Eman Kabbas is a Saudi researcher specializing in Bayesian statistics and modeling. She earned her Bachelor’s degree in Mathematics from Imam Abdulrahman bin Faisal University, then continued her studies in the United States through the King Abdullah Scholarship Program, obtaining a Master’s degree in Applied Mathematics from the University of North Carolina. Supported by scholarships from KAUST and the Royal Commission of Jubail and Yanbu, Eman is currently a PhD student in Applied Mathematics and Computational Science (AMCS) at King Abdullah University of Science and Technology (KAUST), supervised by Professor Håvard Rue. Beyond her research, Eman is a Mathematics and Statistics faculty member at Jubail Industrial College under the Royal Commission of Jubail and Yanbu, and co-founder of Sorat Alardh, a startup advancing environmental monitoring and climate analytics. She envisions combining theory and real-world application by transforming scientific research into practical tools that enhance environmental resilience and data-driven innovation in Saudi Arabia. Eman enjoys reading, learning new languages, playing the piano, and exploring strategic games like chess.
Eman Kabbas's research interests focus on developing and applying spline models in non-parametric regression. She addresses the limitations of splines in prediction tasks with insufficient data by proposing a spline model suitable for both regular and irregular observations, leverages Bayesian techniques to ensure efficient modeling and reliable predictions.
Fernando Rodriguez Avellaneda is a postdoctoral researcher at King Abdullah University of Science and Technology (KAUST). He completed his Ph.D. in Statistics at KAUST in 2026 under the supervision of Professor Paula Moraga. He also holds an M.Sc. in Mathematics and a diploma in Artificial Intelligence from the National University of Colombia.
His doctoral research focused on Bayesian spatial and spatio-temporal modeling for environmental monitoring and epidemiology. His work included statistical methods for spatially disaggregating air-pollution data and estimating the velocity and direction of infectious-disease spread.
In his current research, Fernando develops statistical methods for ecological and fisheries data, with particular emphasis on coral-reef systems, reef-fish biomass, spatial ecological processes, and uncertainty quantification.

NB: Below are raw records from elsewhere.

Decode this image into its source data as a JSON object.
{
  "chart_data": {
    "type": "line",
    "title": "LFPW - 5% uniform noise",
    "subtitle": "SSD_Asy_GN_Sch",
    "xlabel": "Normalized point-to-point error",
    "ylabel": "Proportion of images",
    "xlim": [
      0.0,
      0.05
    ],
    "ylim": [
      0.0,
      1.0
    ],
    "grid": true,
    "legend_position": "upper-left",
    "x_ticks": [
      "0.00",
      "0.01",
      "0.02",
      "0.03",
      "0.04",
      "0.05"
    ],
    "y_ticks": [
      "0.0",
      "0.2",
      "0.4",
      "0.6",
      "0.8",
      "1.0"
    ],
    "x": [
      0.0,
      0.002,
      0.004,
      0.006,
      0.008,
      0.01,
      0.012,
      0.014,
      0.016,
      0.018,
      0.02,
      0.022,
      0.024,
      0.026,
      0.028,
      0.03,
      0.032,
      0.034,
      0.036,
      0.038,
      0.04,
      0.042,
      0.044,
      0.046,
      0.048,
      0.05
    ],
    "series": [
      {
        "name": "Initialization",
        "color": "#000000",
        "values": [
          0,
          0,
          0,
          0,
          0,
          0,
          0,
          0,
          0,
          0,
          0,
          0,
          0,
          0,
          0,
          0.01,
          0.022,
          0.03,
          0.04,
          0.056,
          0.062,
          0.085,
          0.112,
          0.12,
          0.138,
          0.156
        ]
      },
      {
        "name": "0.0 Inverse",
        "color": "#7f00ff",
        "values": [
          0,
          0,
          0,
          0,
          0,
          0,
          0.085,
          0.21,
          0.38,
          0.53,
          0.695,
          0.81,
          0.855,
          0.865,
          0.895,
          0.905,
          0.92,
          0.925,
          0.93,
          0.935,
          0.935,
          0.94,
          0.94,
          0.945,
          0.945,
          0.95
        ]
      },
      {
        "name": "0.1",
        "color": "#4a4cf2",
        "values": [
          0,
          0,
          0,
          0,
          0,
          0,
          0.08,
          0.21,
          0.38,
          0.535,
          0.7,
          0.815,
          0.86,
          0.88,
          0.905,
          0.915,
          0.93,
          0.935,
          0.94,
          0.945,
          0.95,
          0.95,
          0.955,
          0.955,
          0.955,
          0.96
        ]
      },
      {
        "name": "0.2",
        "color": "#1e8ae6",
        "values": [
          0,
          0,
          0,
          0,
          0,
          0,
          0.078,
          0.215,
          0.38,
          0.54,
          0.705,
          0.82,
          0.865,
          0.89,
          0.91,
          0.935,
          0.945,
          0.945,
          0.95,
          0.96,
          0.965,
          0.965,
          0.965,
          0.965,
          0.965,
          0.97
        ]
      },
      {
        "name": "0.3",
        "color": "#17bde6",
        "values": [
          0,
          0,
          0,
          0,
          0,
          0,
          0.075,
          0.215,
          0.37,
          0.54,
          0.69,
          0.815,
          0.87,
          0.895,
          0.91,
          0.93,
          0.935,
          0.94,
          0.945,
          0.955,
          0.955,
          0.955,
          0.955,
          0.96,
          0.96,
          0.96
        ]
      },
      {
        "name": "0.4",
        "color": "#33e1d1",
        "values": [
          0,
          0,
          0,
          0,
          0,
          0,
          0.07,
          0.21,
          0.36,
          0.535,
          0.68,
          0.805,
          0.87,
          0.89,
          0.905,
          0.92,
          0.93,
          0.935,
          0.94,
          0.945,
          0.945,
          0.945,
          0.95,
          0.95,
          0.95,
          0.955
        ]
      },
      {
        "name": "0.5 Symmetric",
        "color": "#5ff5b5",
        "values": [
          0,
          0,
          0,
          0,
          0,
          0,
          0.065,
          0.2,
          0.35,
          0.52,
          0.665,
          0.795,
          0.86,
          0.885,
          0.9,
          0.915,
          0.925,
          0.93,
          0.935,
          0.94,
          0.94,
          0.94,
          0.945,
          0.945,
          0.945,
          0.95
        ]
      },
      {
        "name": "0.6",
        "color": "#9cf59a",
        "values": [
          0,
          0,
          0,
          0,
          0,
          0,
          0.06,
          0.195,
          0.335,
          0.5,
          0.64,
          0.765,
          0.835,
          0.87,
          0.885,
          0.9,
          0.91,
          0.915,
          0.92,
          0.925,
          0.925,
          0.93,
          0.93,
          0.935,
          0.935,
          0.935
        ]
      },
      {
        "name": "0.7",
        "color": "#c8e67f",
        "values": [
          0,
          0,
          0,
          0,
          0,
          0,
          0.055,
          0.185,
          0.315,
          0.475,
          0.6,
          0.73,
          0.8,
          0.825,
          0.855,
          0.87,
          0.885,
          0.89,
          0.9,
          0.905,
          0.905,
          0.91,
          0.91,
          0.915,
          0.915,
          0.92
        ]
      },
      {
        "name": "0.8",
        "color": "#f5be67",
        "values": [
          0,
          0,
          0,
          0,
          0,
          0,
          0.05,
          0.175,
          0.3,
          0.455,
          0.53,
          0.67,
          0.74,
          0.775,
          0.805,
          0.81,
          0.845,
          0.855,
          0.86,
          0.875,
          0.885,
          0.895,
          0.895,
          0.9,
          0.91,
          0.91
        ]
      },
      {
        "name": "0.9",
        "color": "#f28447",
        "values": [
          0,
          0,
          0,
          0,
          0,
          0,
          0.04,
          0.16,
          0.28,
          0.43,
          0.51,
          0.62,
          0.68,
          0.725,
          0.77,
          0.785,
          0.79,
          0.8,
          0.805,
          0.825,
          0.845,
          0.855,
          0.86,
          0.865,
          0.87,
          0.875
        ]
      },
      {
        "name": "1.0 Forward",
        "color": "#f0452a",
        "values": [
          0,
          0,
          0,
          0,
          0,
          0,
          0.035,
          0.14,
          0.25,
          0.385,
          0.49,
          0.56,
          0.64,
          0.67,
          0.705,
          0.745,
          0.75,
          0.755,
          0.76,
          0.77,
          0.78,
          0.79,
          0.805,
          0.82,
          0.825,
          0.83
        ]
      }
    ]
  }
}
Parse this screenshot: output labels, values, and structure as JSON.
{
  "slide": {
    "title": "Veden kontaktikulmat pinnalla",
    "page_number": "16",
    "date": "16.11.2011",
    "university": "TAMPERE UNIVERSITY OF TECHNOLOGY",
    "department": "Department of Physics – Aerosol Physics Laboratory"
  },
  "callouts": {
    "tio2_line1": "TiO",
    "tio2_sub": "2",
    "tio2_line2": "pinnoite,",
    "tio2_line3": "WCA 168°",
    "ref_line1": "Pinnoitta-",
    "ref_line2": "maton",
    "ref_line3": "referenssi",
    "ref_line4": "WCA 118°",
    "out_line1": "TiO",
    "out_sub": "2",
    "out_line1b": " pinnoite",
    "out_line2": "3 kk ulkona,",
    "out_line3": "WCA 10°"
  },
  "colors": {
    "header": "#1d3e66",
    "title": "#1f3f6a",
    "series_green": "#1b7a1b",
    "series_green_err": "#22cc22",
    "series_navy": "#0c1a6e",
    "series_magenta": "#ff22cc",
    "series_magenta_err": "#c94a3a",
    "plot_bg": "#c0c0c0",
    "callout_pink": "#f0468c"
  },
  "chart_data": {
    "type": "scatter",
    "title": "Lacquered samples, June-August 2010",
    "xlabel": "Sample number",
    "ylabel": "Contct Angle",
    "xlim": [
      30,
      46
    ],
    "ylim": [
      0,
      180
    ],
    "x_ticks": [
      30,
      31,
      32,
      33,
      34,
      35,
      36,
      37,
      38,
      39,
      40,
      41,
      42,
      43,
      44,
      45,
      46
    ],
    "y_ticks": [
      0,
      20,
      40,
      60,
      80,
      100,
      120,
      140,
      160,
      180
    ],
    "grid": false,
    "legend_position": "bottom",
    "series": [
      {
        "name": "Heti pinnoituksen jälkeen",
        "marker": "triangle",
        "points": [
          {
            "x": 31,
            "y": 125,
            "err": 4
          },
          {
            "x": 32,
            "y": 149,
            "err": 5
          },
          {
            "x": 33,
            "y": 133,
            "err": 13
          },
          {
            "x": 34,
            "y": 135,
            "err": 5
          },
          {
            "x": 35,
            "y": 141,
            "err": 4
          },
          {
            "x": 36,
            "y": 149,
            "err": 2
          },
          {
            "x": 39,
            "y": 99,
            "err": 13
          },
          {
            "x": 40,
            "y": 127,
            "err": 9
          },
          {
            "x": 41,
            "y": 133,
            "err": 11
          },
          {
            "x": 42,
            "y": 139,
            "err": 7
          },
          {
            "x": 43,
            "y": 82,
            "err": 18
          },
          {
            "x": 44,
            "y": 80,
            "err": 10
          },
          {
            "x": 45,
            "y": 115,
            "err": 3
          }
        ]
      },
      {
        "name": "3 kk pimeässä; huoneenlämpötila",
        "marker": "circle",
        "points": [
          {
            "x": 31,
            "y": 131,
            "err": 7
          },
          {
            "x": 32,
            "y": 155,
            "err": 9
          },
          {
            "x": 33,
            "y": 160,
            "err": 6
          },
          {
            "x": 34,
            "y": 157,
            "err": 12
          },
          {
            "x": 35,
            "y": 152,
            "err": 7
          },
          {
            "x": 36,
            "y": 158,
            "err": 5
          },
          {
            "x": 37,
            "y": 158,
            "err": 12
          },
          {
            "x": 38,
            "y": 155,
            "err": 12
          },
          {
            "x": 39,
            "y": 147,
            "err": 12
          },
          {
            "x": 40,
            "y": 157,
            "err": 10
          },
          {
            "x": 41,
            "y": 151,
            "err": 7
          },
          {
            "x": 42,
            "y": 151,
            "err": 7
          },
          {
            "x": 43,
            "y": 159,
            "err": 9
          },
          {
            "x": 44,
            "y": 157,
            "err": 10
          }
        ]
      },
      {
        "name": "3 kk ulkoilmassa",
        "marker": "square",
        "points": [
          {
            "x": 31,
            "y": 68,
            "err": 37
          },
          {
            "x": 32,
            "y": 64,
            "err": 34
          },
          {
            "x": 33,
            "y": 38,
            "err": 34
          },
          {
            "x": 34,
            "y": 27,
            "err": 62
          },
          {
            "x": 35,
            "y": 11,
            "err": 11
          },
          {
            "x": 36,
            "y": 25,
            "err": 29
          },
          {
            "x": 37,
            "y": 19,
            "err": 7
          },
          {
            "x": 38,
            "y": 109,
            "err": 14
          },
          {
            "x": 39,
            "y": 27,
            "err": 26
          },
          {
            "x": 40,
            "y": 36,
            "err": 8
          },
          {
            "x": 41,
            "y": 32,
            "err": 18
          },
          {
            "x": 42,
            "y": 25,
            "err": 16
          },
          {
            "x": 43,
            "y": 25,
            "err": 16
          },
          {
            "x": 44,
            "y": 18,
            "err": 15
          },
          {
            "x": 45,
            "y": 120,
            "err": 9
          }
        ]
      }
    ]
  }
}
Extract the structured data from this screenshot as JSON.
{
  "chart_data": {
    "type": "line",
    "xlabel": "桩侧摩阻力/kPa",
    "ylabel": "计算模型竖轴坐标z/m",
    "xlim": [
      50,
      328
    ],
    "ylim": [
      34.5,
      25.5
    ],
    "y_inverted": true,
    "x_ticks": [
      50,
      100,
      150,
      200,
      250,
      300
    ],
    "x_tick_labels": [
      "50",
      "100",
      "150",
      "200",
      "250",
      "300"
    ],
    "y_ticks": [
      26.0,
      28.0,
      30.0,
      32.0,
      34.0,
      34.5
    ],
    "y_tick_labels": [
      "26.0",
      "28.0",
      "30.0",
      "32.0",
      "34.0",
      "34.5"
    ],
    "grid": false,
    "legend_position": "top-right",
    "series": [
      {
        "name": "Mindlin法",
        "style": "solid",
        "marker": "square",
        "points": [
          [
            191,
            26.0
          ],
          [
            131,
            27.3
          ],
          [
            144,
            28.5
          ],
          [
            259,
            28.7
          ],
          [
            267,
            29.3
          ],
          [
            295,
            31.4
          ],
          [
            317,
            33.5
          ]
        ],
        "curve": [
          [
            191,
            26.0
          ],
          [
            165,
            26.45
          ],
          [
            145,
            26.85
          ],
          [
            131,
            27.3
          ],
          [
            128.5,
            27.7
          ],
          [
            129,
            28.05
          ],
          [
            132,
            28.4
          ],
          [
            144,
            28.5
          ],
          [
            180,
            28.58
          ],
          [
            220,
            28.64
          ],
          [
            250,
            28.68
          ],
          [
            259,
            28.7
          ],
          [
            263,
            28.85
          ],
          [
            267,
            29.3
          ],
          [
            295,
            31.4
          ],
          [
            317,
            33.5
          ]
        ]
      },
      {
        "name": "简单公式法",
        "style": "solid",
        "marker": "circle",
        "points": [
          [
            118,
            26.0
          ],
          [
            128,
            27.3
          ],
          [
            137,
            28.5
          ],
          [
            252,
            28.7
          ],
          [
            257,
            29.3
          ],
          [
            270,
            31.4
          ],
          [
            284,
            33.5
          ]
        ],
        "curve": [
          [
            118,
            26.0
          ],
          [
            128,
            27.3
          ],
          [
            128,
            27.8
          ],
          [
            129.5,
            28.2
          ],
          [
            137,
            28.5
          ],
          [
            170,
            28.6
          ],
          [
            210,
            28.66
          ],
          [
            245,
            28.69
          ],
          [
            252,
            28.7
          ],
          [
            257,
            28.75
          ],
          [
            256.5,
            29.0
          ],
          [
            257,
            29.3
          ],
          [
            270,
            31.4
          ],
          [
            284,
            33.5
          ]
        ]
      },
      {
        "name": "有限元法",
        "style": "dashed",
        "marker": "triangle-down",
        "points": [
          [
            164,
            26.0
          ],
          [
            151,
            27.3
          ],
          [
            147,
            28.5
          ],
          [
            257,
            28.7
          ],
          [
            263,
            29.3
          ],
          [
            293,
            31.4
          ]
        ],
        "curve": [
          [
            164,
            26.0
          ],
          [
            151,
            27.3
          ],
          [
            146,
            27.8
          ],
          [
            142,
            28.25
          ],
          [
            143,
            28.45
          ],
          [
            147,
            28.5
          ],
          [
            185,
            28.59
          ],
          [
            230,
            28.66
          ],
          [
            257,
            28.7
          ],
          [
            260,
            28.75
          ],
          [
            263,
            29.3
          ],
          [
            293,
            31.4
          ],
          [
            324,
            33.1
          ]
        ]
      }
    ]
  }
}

• Bayesian spatial and spatio-temporal statistics
• Bayesian hierarchical and latent Gaussian models
• Spatial disaggregation and change-of-support problems
• Environmental and ecological statistics
• Coral-reef ecology and fisheries
• Uncertainty quantification and propagation
Mary Lai Salvana is an assistant professor of statistics at the University of Connecticut. She earned her Ph.D. in statistics from King Abdullah University of Science and Technology (KAUST), Saudi Arabia. Before joining the University of Connecticut, she held a postdoctoral fellowship in the Department of Mathematics at the University of Houston. She received her bachelor’s and master’s degrees in applied mathematics from Ateneo de Manila University in the Philippines in 2015 and 2016, respectively.
Her research focuses on the statistical modeling of extreme and catastrophic events, risk and disasters, with an emphasis on spatial and spatio-temporal statistics, environmental and computational statistics, large-scale data science, and high-performance computing.